There is a new virus that is creating a bit of an uproar around the country. Eastern Equine Encephalitis, or EEE, is a rare disease, but something we are seeing more and more reported cases. While most cases are being reported in Gulf Coast states and the Northeast corridor, the mosquito-borne virus is starting to creep up around the country, albeit in very small numbers. Even so, because of the dangers of the virus, pesticides are being used to kill mosquitos, but those pesticides can be harmful to the honey bees.
What is EEE?
As stated above, it is a mosquito-borne illness reminiscent of the West Nile virus. While it historically is more present in Gulf Coast states and the Northeast Corridor, it is seeping to other parts of the country now, creating a bit of panic. This year, we are on pace for one of the worst years ever for reported cases and fatalities related to the disease.
The disease starts out with symptoms very similar to that of the flu but can escalate rather quickly into a neuroinvasive disease. The virus works its way into the brain, which then triggers the encephalitis. Symptoms of the condition are chills, high fever, headaches, and vomiting. This will eventually lead to possible seizures and disorientation.

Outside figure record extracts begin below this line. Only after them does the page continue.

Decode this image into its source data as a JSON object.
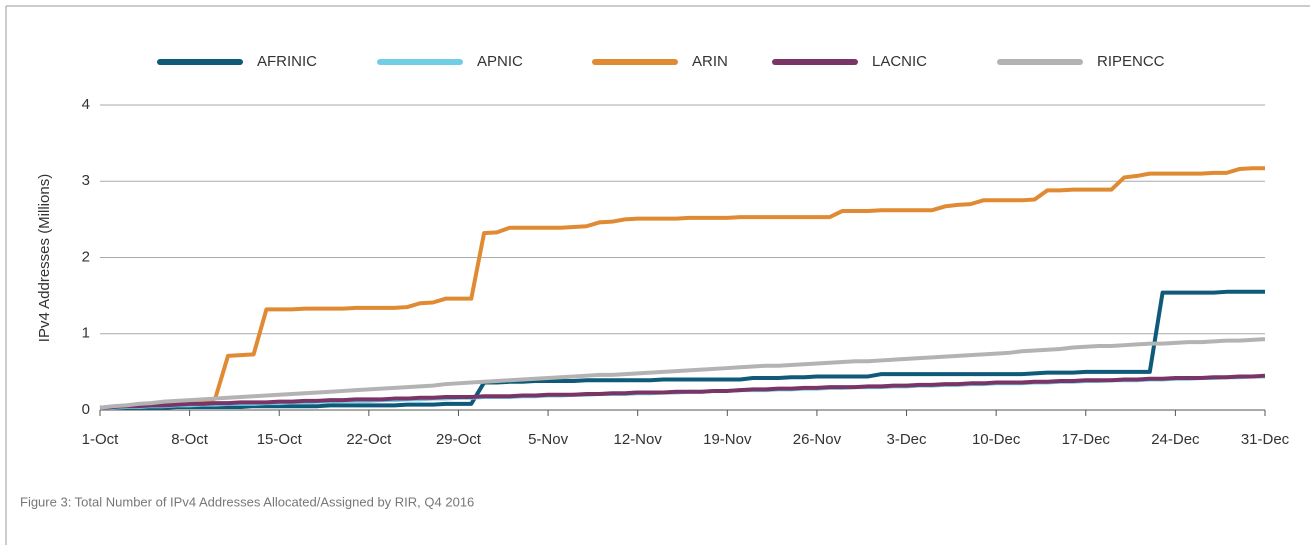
{
  "chart_data": {
    "type": "line",
    "caption": "Figure 3: Total Number of IPv4 Addresses Allocated/Assigned by RIR, Q4 2016",
    "y_label": "IPv4 Addresses (Millions)",
    "categories": [
      "1-Oct",
      null,
      null,
      null,
      null,
      null,
      null,
      "8-Oct",
      null,
      null,
      null,
      null,
      null,
      null,
      "15-Oct",
      null,
      null,
      null,
      null,
      null,
      null,
      "22-Oct",
      null,
      null,
      null,
      null,
      null,
      null,
      "29-Oct",
      null,
      null,
      null,
      null,
      null,
      null,
      "5-Nov",
      null,
      null,
      null,
      null,
      null,
      null,
      "12-Nov",
      null,
      null,
      null,
      null,
      null,
      null,
      "19-Nov",
      null,
      null,
      null,
      null,
      null,
      null,
      "26-Nov",
      null,
      null,
      null,
      null,
      null,
      null,
      "3-Dec",
      null,
      null,
      null,
      null,
      null,
      null,
      "10-Dec",
      null,
      null,
      null,
      null,
      null,
      null,
      "17-Dec",
      null,
      null,
      null,
      null,
      null,
      null,
      "24-Dec",
      null,
      null,
      null,
      null,
      null,
      null,
      "31-Dec"
    ],
    "ylim": [
      0,
      4
    ],
    "yticks": [
      0,
      1,
      2,
      3,
      4
    ],
    "grid": true,
    "legend": "top",
    "series": [
      {
        "name": "AFRINIC",
        "color": "#0f5a78",
        "values": [
          0.03,
          0.03,
          0.03,
          0.03,
          0.03,
          0.03,
          0.04,
          0.04,
          0.04,
          0.04,
          0.04,
          0.04,
          0.05,
          0.05,
          0.05,
          0.05,
          0.05,
          0.05,
          0.06,
          0.06,
          0.06,
          0.06,
          0.06,
          0.06,
          0.07,
          0.07,
          0.07,
          0.08,
          0.08,
          0.08,
          0.36,
          0.36,
          0.37,
          0.37,
          0.38,
          0.38,
          0.38,
          0.38,
          0.39,
          0.39,
          0.39,
          0.39,
          0.39,
          0.39,
          0.4,
          0.4,
          0.4,
          0.4,
          0.4,
          0.4,
          0.4,
          0.42,
          0.42,
          0.42,
          0.43,
          0.43,
          0.44,
          0.44,
          0.44,
          0.44,
          0.44,
          0.47,
          0.47,
          0.47,
          0.47,
          0.47,
          0.47,
          0.47,
          0.47,
          0.47,
          0.47,
          0.47,
          0.47,
          0.48,
          0.49,
          0.49,
          0.49,
          0.5,
          0.5,
          0.5,
          0.5,
          0.5,
          0.5,
          1.54,
          1.54,
          1.54,
          1.54,
          1.54,
          1.55,
          1.55,
          1.55,
          1.55
        ]
      },
      {
        "name": "APNIC",
        "color": "#6fcde6",
        "values": [
          0.03,
          0.03,
          0.04,
          0.04,
          0.05,
          0.05,
          0.06,
          0.06,
          0.07,
          0.07,
          0.08,
          0.08,
          0.08,
          0.09,
          0.09,
          0.1,
          0.1,
          0.11,
          0.11,
          0.12,
          0.12,
          0.12,
          0.13,
          0.13,
          0.14,
          0.14,
          0.15,
          0.15,
          0.16,
          0.16,
          0.17,
          0.17,
          0.17,
          0.18,
          0.18,
          0.19,
          0.19,
          0.2,
          0.2,
          0.21,
          0.21,
          0.21,
          0.22,
          0.22,
          0.23,
          0.23,
          0.24,
          0.24,
          0.25,
          0.25,
          0.26,
          0.26,
          0.26,
          0.27,
          0.27,
          0.28,
          0.28,
          0.29,
          0.29,
          0.3,
          0.3,
          0.3,
          0.31,
          0.31,
          0.32,
          0.32,
          0.33,
          0.33,
          0.34,
          0.34,
          0.35,
          0.35,
          0.35,
          0.36,
          0.36,
          0.37,
          0.37,
          0.38,
          0.38,
          0.39,
          0.39,
          0.39,
          0.4,
          0.4,
          0.41,
          0.41,
          0.42,
          0.42,
          0.43,
          0.43,
          0.44,
          0.44
        ]
      },
      {
        "name": "ARIN",
        "color": "#e08a34",
        "values": [
          0.03,
          0.04,
          0.05,
          0.06,
          0.07,
          0.08,
          0.09,
          0.1,
          0.1,
          0.15,
          0.71,
          0.72,
          0.73,
          1.32,
          1.32,
          1.32,
          1.33,
          1.33,
          1.33,
          1.33,
          1.34,
          1.34,
          1.34,
          1.34,
          1.35,
          1.4,
          1.41,
          1.46,
          1.46,
          1.46,
          2.32,
          2.33,
          2.39,
          2.39,
          2.39,
          2.39,
          2.39,
          2.4,
          2.41,
          2.46,
          2.47,
          2.5,
          2.51,
          2.51,
          2.51,
          2.51,
          2.52,
          2.52,
          2.52,
          2.52,
          2.53,
          2.53,
          2.53,
          2.53,
          2.53,
          2.53,
          2.53,
          2.53,
          2.61,
          2.61,
          2.61,
          2.62,
          2.62,
          2.62,
          2.62,
          2.62,
          2.67,
          2.69,
          2.7,
          2.75,
          2.75,
          2.75,
          2.75,
          2.76,
          2.88,
          2.88,
          2.89,
          2.89,
          2.89,
          2.89,
          3.05,
          3.07,
          3.1,
          3.1,
          3.1,
          3.1,
          3.1,
          3.11,
          3.11,
          3.16,
          3.17,
          3.17
        ]
      },
      {
        "name": "LACNIC",
        "color": "#7a3566",
        "values": [
          0.03,
          0.04,
          0.05,
          0.05,
          0.06,
          0.06,
          0.07,
          0.08,
          0.08,
          0.09,
          0.09,
          0.1,
          0.1,
          0.1,
          0.11,
          0.11,
          0.12,
          0.12,
          0.13,
          0.13,
          0.14,
          0.14,
          0.14,
          0.15,
          0.15,
          0.16,
          0.16,
          0.17,
          0.17,
          0.17,
          0.18,
          0.18,
          0.18,
          0.19,
          0.19,
          0.2,
          0.2,
          0.2,
          0.21,
          0.21,
          0.22,
          0.22,
          0.23,
          0.23,
          0.23,
          0.24,
          0.24,
          0.24,
          0.25,
          0.25,
          0.26,
          0.27,
          0.27,
          0.28,
          0.28,
          0.29,
          0.29,
          0.3,
          0.3,
          0.3,
          0.31,
          0.31,
          0.32,
          0.32,
          0.33,
          0.33,
          0.34,
          0.34,
          0.35,
          0.35,
          0.36,
          0.36,
          0.36,
          0.37,
          0.37,
          0.38,
          0.38,
          0.39,
          0.39,
          0.39,
          0.4,
          0.4,
          0.41,
          0.41,
          0.42,
          0.42,
          0.42,
          0.43,
          0.43,
          0.44,
          0.44,
          0.45
        ]
      },
      {
        "name": "RIPENCC",
        "color": "#b3b3b3",
        "values": [
          0.03,
          0.05,
          0.06,
          0.08,
          0.09,
          0.11,
          0.12,
          0.13,
          0.14,
          0.15,
          0.16,
          0.17,
          0.18,
          0.19,
          0.2,
          0.21,
          0.22,
          0.23,
          0.24,
          0.25,
          0.26,
          0.27,
          0.28,
          0.29,
          0.3,
          0.31,
          0.32,
          0.34,
          0.35,
          0.36,
          0.37,
          0.38,
          0.39,
          0.4,
          0.41,
          0.42,
          0.43,
          0.44,
          0.45,
          0.46,
          0.46,
          0.47,
          0.48,
          0.49,
          0.5,
          0.51,
          0.52,
          0.53,
          0.54,
          0.55,
          0.56,
          0.57,
          0.58,
          0.58,
          0.59,
          0.6,
          0.61,
          0.62,
          0.63,
          0.64,
          0.64,
          0.65,
          0.66,
          0.67,
          0.68,
          0.69,
          0.7,
          0.71,
          0.72,
          0.73,
          0.74,
          0.75,
          0.77,
          0.78,
          0.79,
          0.8,
          0.82,
          0.83,
          0.84,
          0.84,
          0.85,
          0.86,
          0.87,
          0.87,
          0.88,
          0.89,
          0.89,
          0.9,
          0.91,
          0.91,
          0.92,
          0.93
        ]
      }
    ]
  }
}
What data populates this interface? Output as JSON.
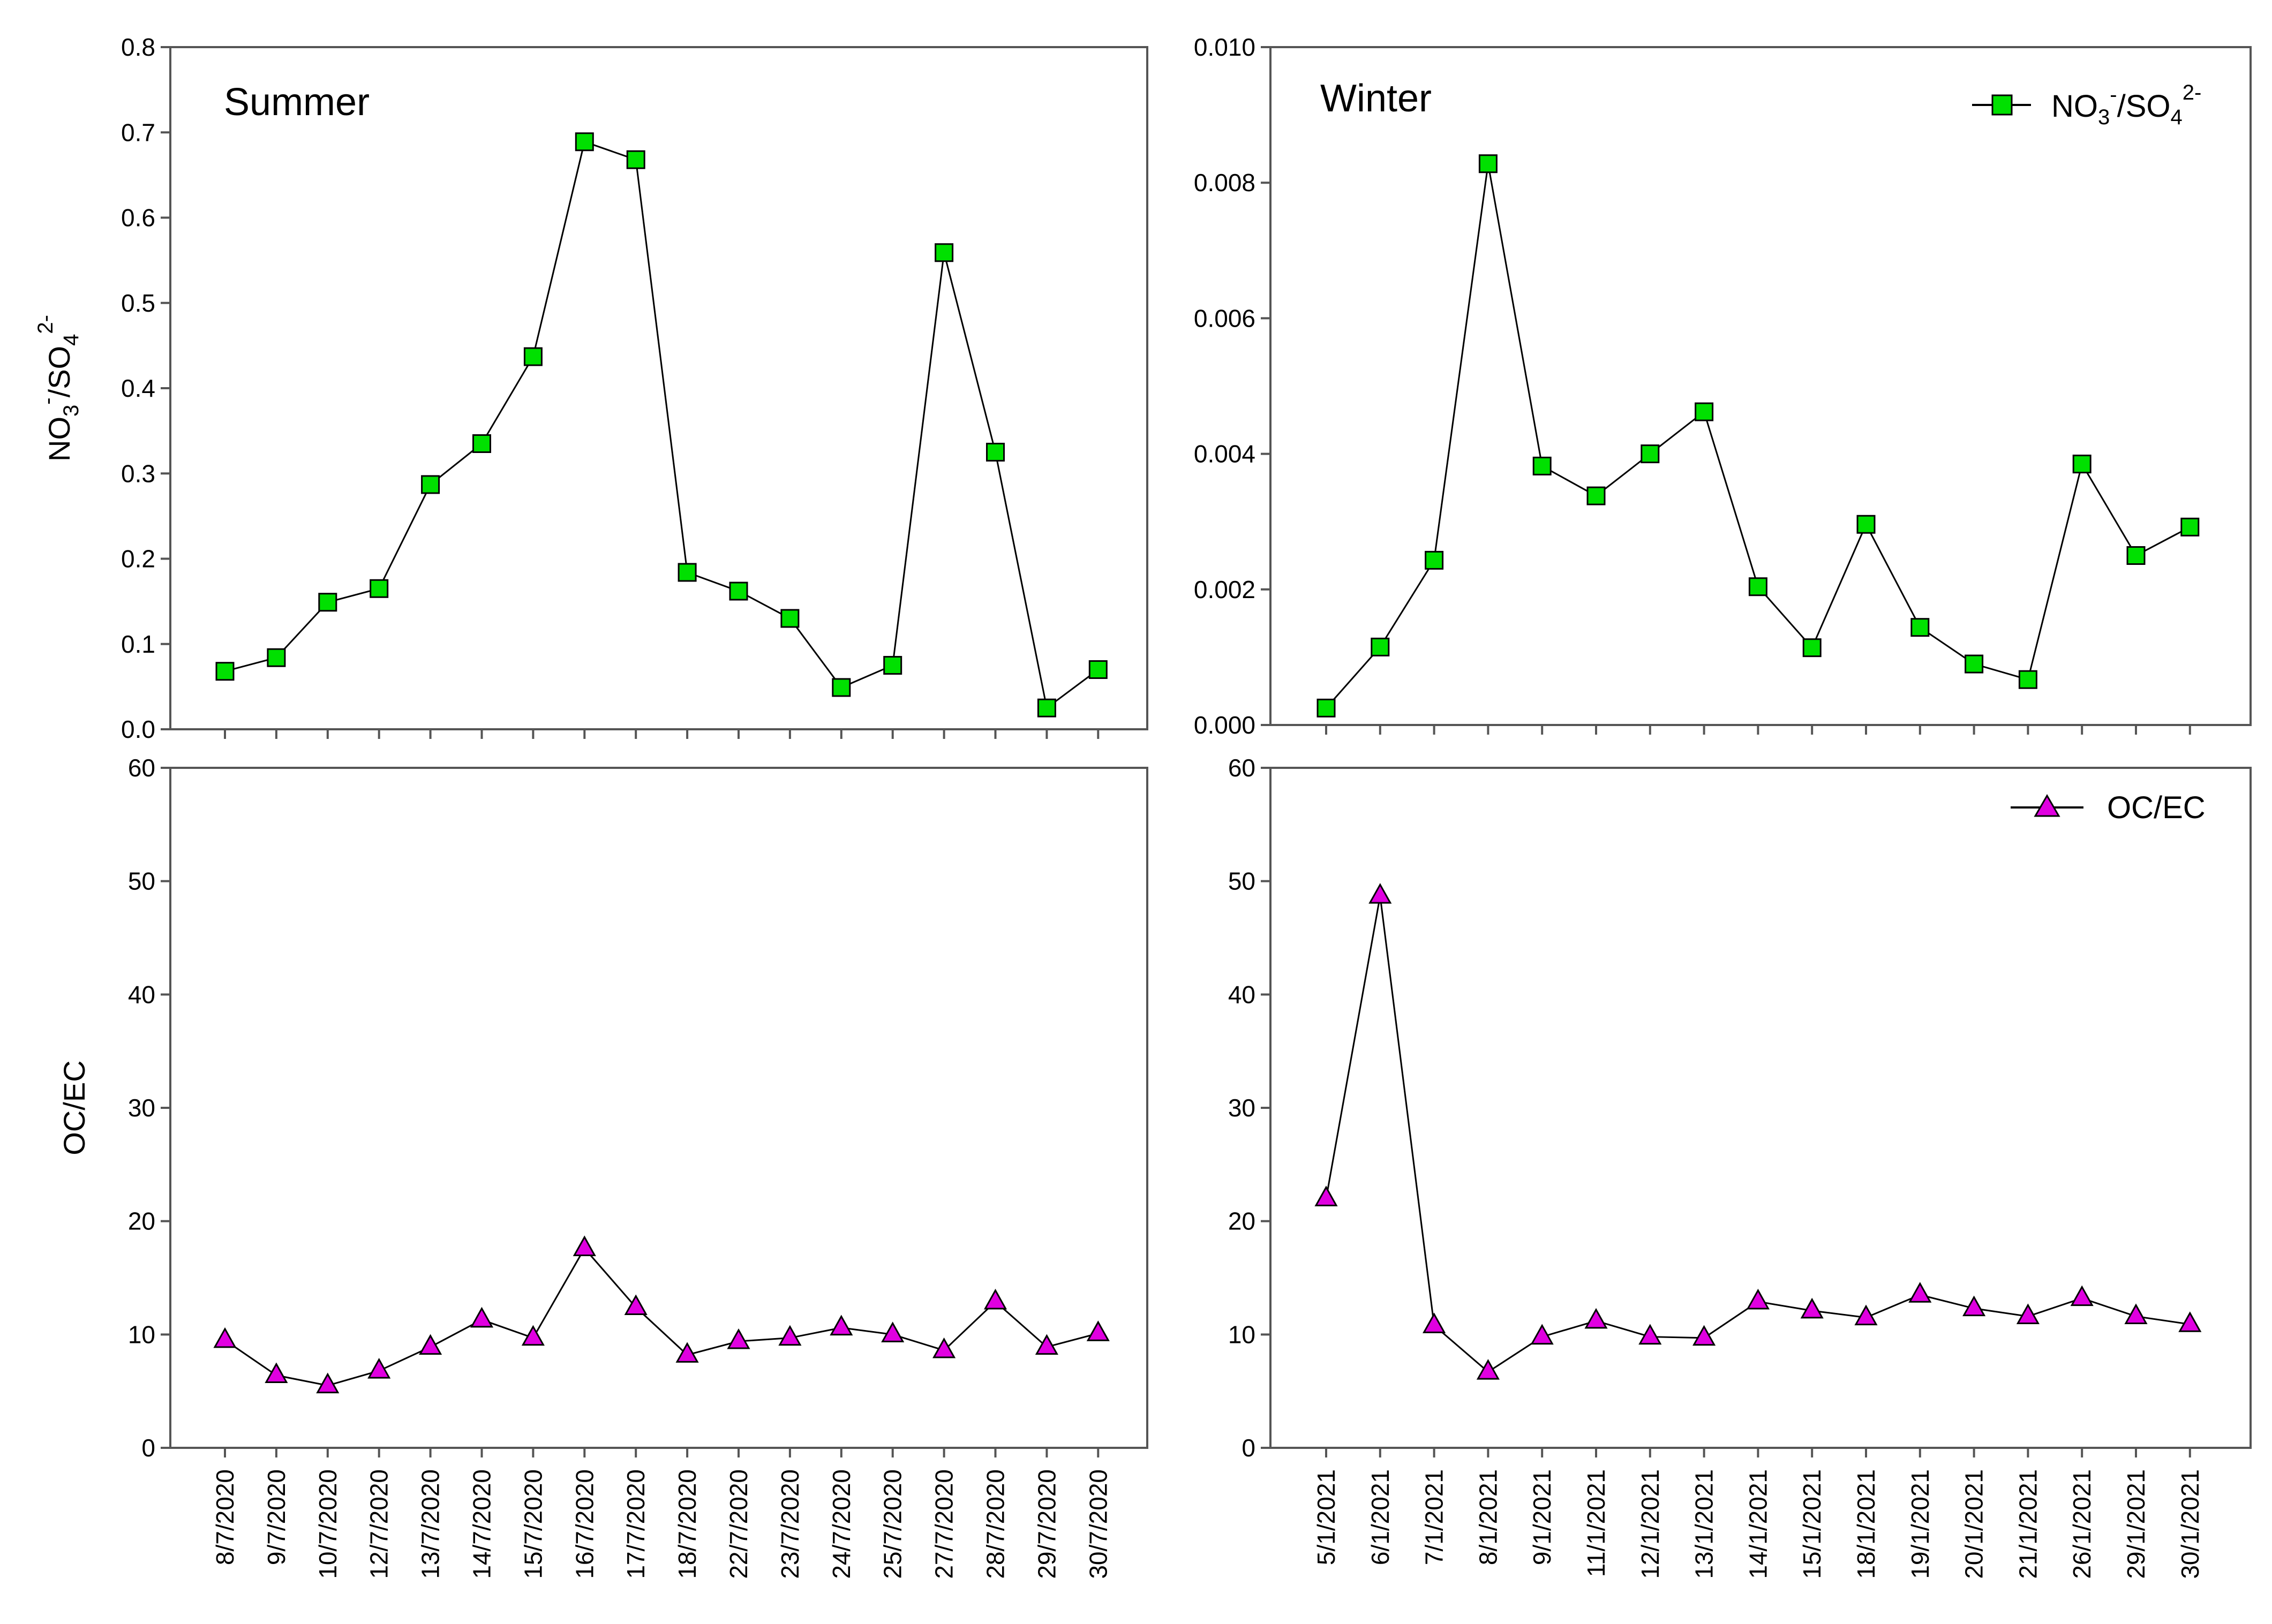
{
  "chart_data": [
    {
      "type": "line",
      "panel": "top-left",
      "title": "Summer",
      "ylabel": "NO3-/SO42-",
      "ylim": [
        0,
        0.8
      ],
      "yticks": [
        "0.0",
        "0.1",
        "0.2",
        "0.3",
        "0.4",
        "0.5",
        "0.6",
        "0.7",
        "0.8"
      ],
      "categories": [
        "8/7/2020",
        "9/7/2020",
        "10/7/2020",
        "12/7/2020",
        "13/7/2020",
        "14/7/2020",
        "15/7/2020",
        "16/7/2020",
        "17/7/2020",
        "18/7/2020",
        "22/7/2020",
        "23/7/2020",
        "24/7/2020",
        "25/7/2020",
        "27/7/2020",
        "28/7/2020",
        "29/7/2020",
        "30/7/2020"
      ],
      "series": [
        {
          "name": "NO3-/SO42-",
          "marker": "square",
          "color": "#00e000",
          "values": [
            0.068,
            0.084,
            0.149,
            0.165,
            0.287,
            0.335,
            0.437,
            0.689,
            0.668,
            0.184,
            0.162,
            0.13,
            0.049,
            0.075,
            0.559,
            0.325,
            0.025,
            0.07
          ]
        }
      ]
    },
    {
      "type": "line",
      "panel": "top-right",
      "title": "Winter",
      "ylim": [
        0,
        0.01
      ],
      "yticks": [
        "0.000",
        "0.002",
        "0.004",
        "0.006",
        "0.008",
        "0.010"
      ],
      "categories": [
        "5/1/2021",
        "6/1/2021",
        "7/1/2021",
        "8/1/2021",
        "9/1/2021",
        "11/1/2021",
        "12/1/2021",
        "13/1/2021",
        "14/1/2021",
        "15/1/2021",
        "18/1/2021",
        "19/1/2021",
        "20/1/2021",
        "21/1/2021",
        "26/1/2021",
        "29/1/2021",
        "30/1/2021"
      ],
      "legend": {
        "label": "NO3-/SO42-",
        "position": "top-right"
      },
      "series": [
        {
          "name": "NO3-/SO42-",
          "marker": "square",
          "color": "#00e000",
          "values": [
            0.00025,
            0.00115,
            0.00243,
            0.00828,
            0.00382,
            0.00338,
            0.004,
            0.00462,
            0.00204,
            0.00114,
            0.00296,
            0.00144,
            0.0009,
            0.00067,
            0.00385,
            0.0025,
            0.00292
          ]
        }
      ]
    },
    {
      "type": "line",
      "panel": "bottom-left",
      "ylabel": "OC/EC",
      "ylim": [
        0,
        60
      ],
      "yticks": [
        "0",
        "10",
        "20",
        "30",
        "40",
        "50",
        "60"
      ],
      "categories": [
        "8/7/2020",
        "9/7/2020",
        "10/7/2020",
        "12/7/2020",
        "13/7/2020",
        "14/7/2020",
        "15/7/2020",
        "16/7/2020",
        "17/7/2020",
        "18/7/2020",
        "22/7/2020",
        "23/7/2020",
        "24/7/2020",
        "25/7/2020",
        "27/7/2020",
        "28/7/2020",
        "29/7/2020",
        "30/7/2020"
      ],
      "series": [
        {
          "name": "OC/EC",
          "marker": "triangle",
          "color": "#e000e0",
          "values": [
            9.5,
            6.4,
            5.5,
            6.8,
            8.9,
            11.3,
            9.7,
            17.6,
            12.4,
            8.2,
            9.4,
            9.7,
            10.6,
            10.0,
            8.6,
            12.9,
            8.9,
            10.1
          ]
        }
      ]
    },
    {
      "type": "line",
      "panel": "bottom-right",
      "ylim": [
        0,
        60
      ],
      "yticks": [
        "0",
        "10",
        "20",
        "30",
        "40",
        "50",
        "60"
      ],
      "categories": [
        "5/1/2021",
        "6/1/2021",
        "7/1/2021",
        "8/1/2021",
        "9/1/2021",
        "11/1/2021",
        "12/1/2021",
        "13/1/2021",
        "14/1/2021",
        "15/1/2021",
        "18/1/2021",
        "19/1/2021",
        "20/1/2021",
        "21/1/2021",
        "26/1/2021",
        "29/1/2021",
        "30/1/2021"
      ],
      "legend": {
        "label": "OC/EC",
        "position": "top-right"
      },
      "series": [
        {
          "name": "OC/EC",
          "marker": "triangle",
          "color": "#e000e0",
          "values": [
            22.0,
            48.7,
            10.8,
            6.7,
            9.8,
            11.2,
            9.8,
            9.7,
            12.9,
            12.1,
            11.5,
            13.5,
            12.3,
            11.6,
            13.2,
            11.6,
            10.9
          ]
        }
      ]
    }
  ]
}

Over the last decade, there have been only 72 cases of EEE recorded. However, this year already there have been 28 cases reported, with the large majority of them having been reported in Massachusetts and Michigan. New Jersey and Rhode Island have had three cases each, with Connecticut reporting two, and Tennessee and North Carolina reporting one each. Of those 28 cases, nine people have already died, as the fatality rate on anyone contacting the disease is traditionally very high.
Scott Weaver, an expert on arboviruses, stated, “I guess what’s a little bit concerning is that we’re already at the upper limit of the normal range and it’s still only mid-September. In Massachusetts and other areas of the northeast and mid-Atlantic, we may have another month or even more of active transmission and more cases to come.”
Dangers to Bees
Obviously, we need to protect our population from this horrific and deadly disease, but beekeepers in areas that are being sprayed for EEE are already seeing an impact on their hives. Ethan Mitchell, a local beekeeper in Elkhart County in Indiana, stated, “I depend on the bees for my income.” He added, “I got mixed emotions about it. I understand why they’re doing it, but at the same time, it also hurts not just the bees but the other pollinators in the area.”
The real problem for beekeepers is that spraying is happening so close to the winter season. This is the worst possible time because any massive losses will not be able to be recuperated prior to the winter, where, as we know, hives suffer their worst losses of the season. That being said, it is a reasonable assumption that when next spring rolls around and the new reports are released, this year’s losses may not even compare to the devastation honey bees are going to face this winter.